03 Aug ICD-10: Are You Getting Ready?
Two months and counting until October 1st, the ICD-10 implementation date. Our office has been busy preparing for the big day. I have my line of credit at the bank and I’ve made sure I have access to 2-3 months of cash flow in the event that my major payers deny my claims. I also made sure my billing staff is taking their vacation prior to October 1st, so they will be available, well rested, and energized–ready to argue with payers and resubmit rejected claims. Our office staff has spent the last 2 months getting our A/R to the lowest possible amount, and has diligently been collecting credit cards on file for the majority of our patients. If those things are “on your list” but not yet accomplished, make them a priority today!
What should you be doing now to make sure you will be ready to hit the ground running in October? Practice “thinking” in ICD-10. As you write notes, be sure you document the “sidedness” of a problem: right, left, or bilateral. This matters for visits like otitis media, ankle sprain, and conjunctivitis. If you have 2 of them on the body, the side will matter. This means you need to document this information on your exam and when you choose a diagnosis. The other critical information for injuries: noting whether the visit is the initial encounter, a subsequent encounter, or for a sequelae of the injury. If you have templates, consider making different templates for initial and follow-up visits. Make sure the HPI includes the date of injury and use the words “initial visit for injury” when writing the note, to make it easier for your biller to sanity check your ICD-10 choice.
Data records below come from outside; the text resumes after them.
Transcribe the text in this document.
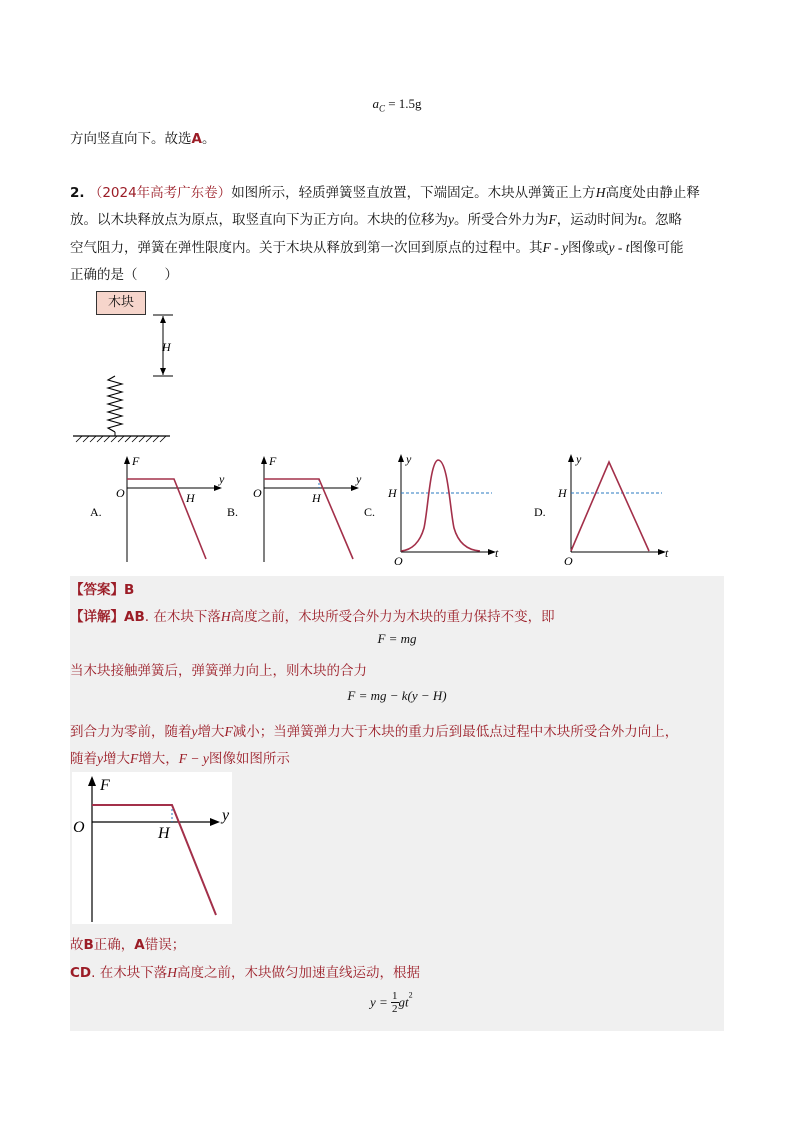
$a_C = 1.5g$
方向竖直向下。故选A。
2. （2024年高考广东卷）如图所示，轻质弹簧竖直放置，下端固定。木块从弹簧正上方H高度处由静止释
放。以木块释放点为原点，取竖直向下为正方向。木块的位移为y。所受合外力为F，运动时间为t。忽略
空气阻力，弹簧在弹性限度内。关于木块从释放到第一次回到原点的过程中。其F - y图像或y - t图像可能
正确的是（　　）
木块
H
A.
F
y
O	H
B.
F
y
O	H
C.
y
t
O
H
D.
y
t
O
H
【答案】B
【详解】AB. 在木块下落H高度之前，木块所受合外力为木块的重力保持不变，即
F = mg
当木块接触弹簧后，弹簧弹力向上，则木块的合力
F = mg − k(y − H)
到合力为零前，随着y增大F减小；当弹簧弹力大于木块的重力后到最低点过程中木块所受合外力向上，
随着y增大F增大，F − y图像如图所示
F
y
O	H
故B正确，A错误；
CD. 在木块下落H高度之前，木块做匀加速直线运动，根据
$y = \frac{1}{2} gt^2$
Now is the time to start practicing using ICD-10 codes, by having providers code a few visits per day. Schedule weekly meetings with your providers to discuss their progress, identify problems, and make adjustments to templates as needed. Share information and decide how your practice will deal with difficult coding dilemmas. Have an office goal to be coding all of your visits in ICD-10 by mid-September so the provider transition in October will be smooth sailing.
Preparation and practice will be the keys to success come October 1st. This is the part of the transition that is in your power to control. You can’t make the payers process the claims correctly, but you can make sure they are correct when they go to the clearinghouse. Are you getting ready?